In his only season with the Giants, he batted .321 in 123 games while having 85 RBIs. Manager Bill Terry had benched Bonura late in the season in favor of Babe Young and Bonura did not take kindly to the benching, as Bonura led the team in batting average that season. His rights were purchased by Washington for $20,000 in April 1940, who in turn sold him to the Cubs for $10,000 in July. In what became his final pro season, he batted .270 in 128 total games. The following year, his contract was sold to the Minneapolis Millers of the American Association.

== Post-playing career ==
in 1941, Bonura joined the US Army and was stationed at Camp Shelby, Mississippi. With the outbreak of World War II, he was recalled to active duty, and returned to Camp Shelby where he was in charge of organizing baseball. In mid 1943, he was posted to Oran, Algeria. He organized large-scale baseball operations, consisting of 150 teams in 6 leagues. Playoffs among the teams narrowed them to two finalists – the Casablanca Yankees, consisting of medics, and the Algiers Streetwalkers, consisting of MPs. The North African World Series was a best two-out-of-three-game championship played on October 3 and 4, 1943, at Eugene Stadium in Algiers, between the two teams. The Casablanca Yankees won the series in two straight games. The winners were presented with baseballs autographed by General Eisenhower, and the winning team received a trophy made from an unexploded Italian bomb.

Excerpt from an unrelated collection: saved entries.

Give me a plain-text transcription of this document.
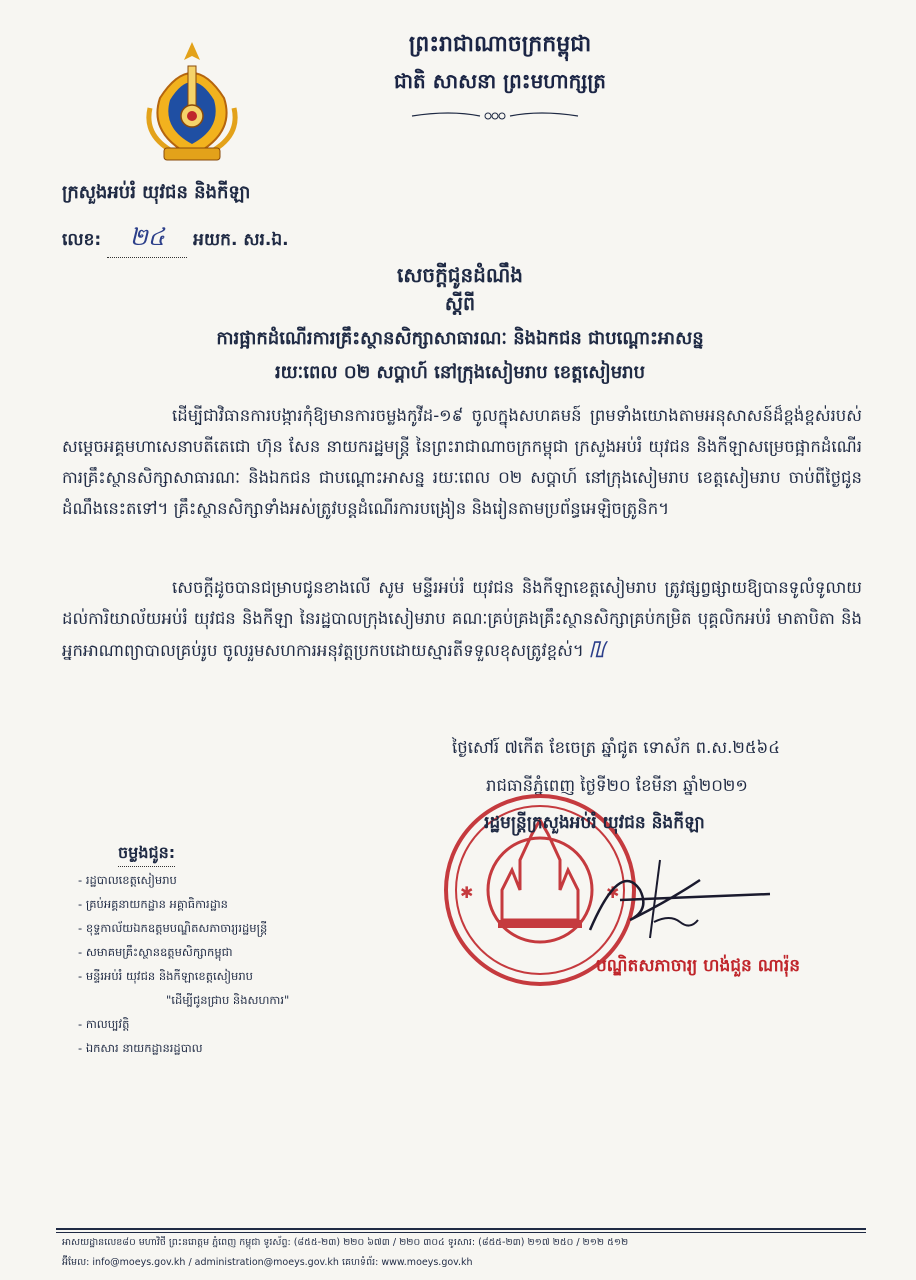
ព្រះរាជាណាចក្រកម្ពុជា
ជាតិ សាសនា ព្រះមហាក្សត្រ
ក្រសួងអប់រំ យុវជន និងកីឡា
លេខ:	២៤	អយក. សរ.ឯ.
សេចក្តីជូនដំណឹង
ស្តីពី
ការផ្អាកដំណើរការគ្រឹះស្ថានសិក្សាសាធារណៈ និងឯកជន ជាបណ្តោះអាសន្ន
រយៈពេល ០២ សប្តាហ៍ នៅក្រុងសៀមរាប ខេត្តសៀមរាប
ដើម្បីជាវិធានការបង្ការកុំឱ្យមានការចម្លងកូវីដ-១៩ ចូលក្នុងសហគមន៍ ព្រមទាំងយោងតាមអនុសាសន៍ដ៏ខ្ពង់ខ្ពស់របស់ សម្តេចអគ្គមហាសេនាបតីតេជោ ហ៊ុន សែន នាយករដ្ឋមន្ត្រី នៃព្រះរាជាណាចក្រកម្ពុជា ក្រសួងអប់រំ យុវជន និងកីឡាសម្រេចផ្អាកដំណើរការគ្រឹះស្ថានសិក្សាសាធារណៈ និងឯកជន ជាបណ្តោះអាសន្ន រយៈពេល ០២ សប្តាហ៍ នៅក្រុងសៀមរាប ខេត្តសៀមរាប ចាប់ពីថ្ងៃជូនដំណឹងនេះតទៅ។ គ្រឹះស្ថានសិក្សាទាំងអស់ត្រូវបន្តដំណើរការបង្រៀន និងរៀនតាមប្រព័ន្ធអេឡិចត្រូនិក។
សេចក្តីដូចបានជម្រាបជូនខាងលើ សូម មន្ទីរអប់រំ យុវជន និងកីឡាខេត្តសៀមរាប ត្រូវផ្សព្វផ្សាយឱ្យបានទូលំទូលាយដល់ការិយាល័យអប់រំ យុវជន និងកីឡា នៃរដ្ឋបាលក្រុងសៀមរាប គណៈគ្រប់គ្រងគ្រឹះស្ថានសិក្សាគ្រប់កម្រិត បុគ្គលិកអប់រំ មាតាបិតា និងអ្នកអាណាព្យាបាលគ្រប់រូប ចូលរួមសហការអនុវត្តប្រកបដោយស្មារតីទទួលខុសត្រូវខ្ពស់។ ꡃ
ថ្ងៃសៅរ៍ ៧កើត ខែចេត្រ ឆ្នាំជូត ទោស័ក ព.ស.២៥៦៤
រាជធានីភ្នំពេញ ថ្ងៃទី២០ ខែមីនា ឆ្នាំ២០២១
✱	✱
រដ្ឋមន្ត្រីក្រសួងអប់រំ យុវជន និងកីឡា
បណ្ឌិតសភាចារ្យ ហង់ជួន ណារ៉ុន
ចម្លងជូន:
- រដ្ឋបាលខេត្តសៀមរាប
- គ្រប់អគ្គនាយកដ្ឋាន អគ្គាធិការដ្ឋាន
- ខុទ្ទកាល័យឯកឧត្តមបណ្ឌិតសភាចារ្យរដ្ឋមន្ត្រី
- សមាគមគ្រឹះស្ថានឧត្តមសិក្សាកម្ពុជា
- មន្ទីរអប់រំ យុវជន និងកីឡាខេត្តសៀមរាប
"ដើម្បីជូនជ្រាប និងសហការ"
- កាលប្បវត្តិ
- ឯកសារ នាយកដ្ឋានរដ្ឋបាល
អាសយដ្ឋានលេខ៨០ មហាវិថី ព្រះនរោត្តម ភ្នំពេញ កម្ពុជា ទូរស័ព្ទ: (៨៥៥-២៣) ២២០ ៦៧៣ / ២២០ ៣០៤ ទូរសារ: (៨៥៥-២៣) ២១៧ ២៥០ / ២១២ ៥១២
អ៊ីមែល: info@moeys.gov.kh / administration@moeys.gov.kh គេហទំព័រ: www.moeys.gov.kh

In mid 1945, Bonura was discharged from the army with the rank of master sergeant. He received the Legion of Merit medal while serving in the US Army during World War II, for his work as athletic director for the Army in Algeria in 1943 in 1944.

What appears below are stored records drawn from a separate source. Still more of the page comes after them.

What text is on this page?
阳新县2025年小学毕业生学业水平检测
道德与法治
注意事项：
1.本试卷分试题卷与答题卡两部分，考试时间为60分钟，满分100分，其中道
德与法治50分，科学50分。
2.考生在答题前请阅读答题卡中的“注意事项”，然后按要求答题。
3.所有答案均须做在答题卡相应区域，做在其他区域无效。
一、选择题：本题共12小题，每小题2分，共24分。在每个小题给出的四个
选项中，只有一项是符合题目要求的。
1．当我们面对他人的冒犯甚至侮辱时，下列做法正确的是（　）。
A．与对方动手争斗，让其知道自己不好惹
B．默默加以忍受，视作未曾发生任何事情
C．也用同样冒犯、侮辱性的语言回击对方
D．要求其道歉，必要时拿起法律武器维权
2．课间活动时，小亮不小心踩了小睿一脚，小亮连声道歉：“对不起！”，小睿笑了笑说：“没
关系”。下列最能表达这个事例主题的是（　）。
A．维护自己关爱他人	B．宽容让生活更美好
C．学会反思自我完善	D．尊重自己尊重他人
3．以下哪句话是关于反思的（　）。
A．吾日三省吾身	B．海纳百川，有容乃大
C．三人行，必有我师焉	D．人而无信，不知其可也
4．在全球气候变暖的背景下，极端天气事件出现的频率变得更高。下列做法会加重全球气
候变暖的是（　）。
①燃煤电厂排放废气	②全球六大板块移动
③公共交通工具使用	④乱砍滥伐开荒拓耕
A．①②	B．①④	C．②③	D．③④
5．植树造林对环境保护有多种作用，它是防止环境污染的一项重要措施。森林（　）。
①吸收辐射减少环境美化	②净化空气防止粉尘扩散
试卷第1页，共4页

By the time the Army released him in October 1945, he was in his mid-thirties and no team wanted him. He served as a minor league player/manager from 1946 to 1952 before focusing on his managing from 1952 to 1954. He won the Northern League championship in 1953 with the Fargo-Moorhead Twins. After managing, he worked real estate in New Orleans, Louisiana.

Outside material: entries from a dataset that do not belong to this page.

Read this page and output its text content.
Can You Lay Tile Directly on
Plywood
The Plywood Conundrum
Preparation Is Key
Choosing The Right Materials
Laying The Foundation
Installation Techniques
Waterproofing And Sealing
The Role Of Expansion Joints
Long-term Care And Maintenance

In seven seasons as a player, he had 180 strikeouts and 404 walks while never having more strikeouts than walks in a season. He had 704 RBIs in 917 games, having four 100-RBI seasons in his first five years. He had 119 home runs and 1,099 hits and left baseball with a career .307 average.
He was inducted into the Italian American Sports Hall of Fame, the Louisiana Sports Hall of Fame, and the Texas League Hall of Fame.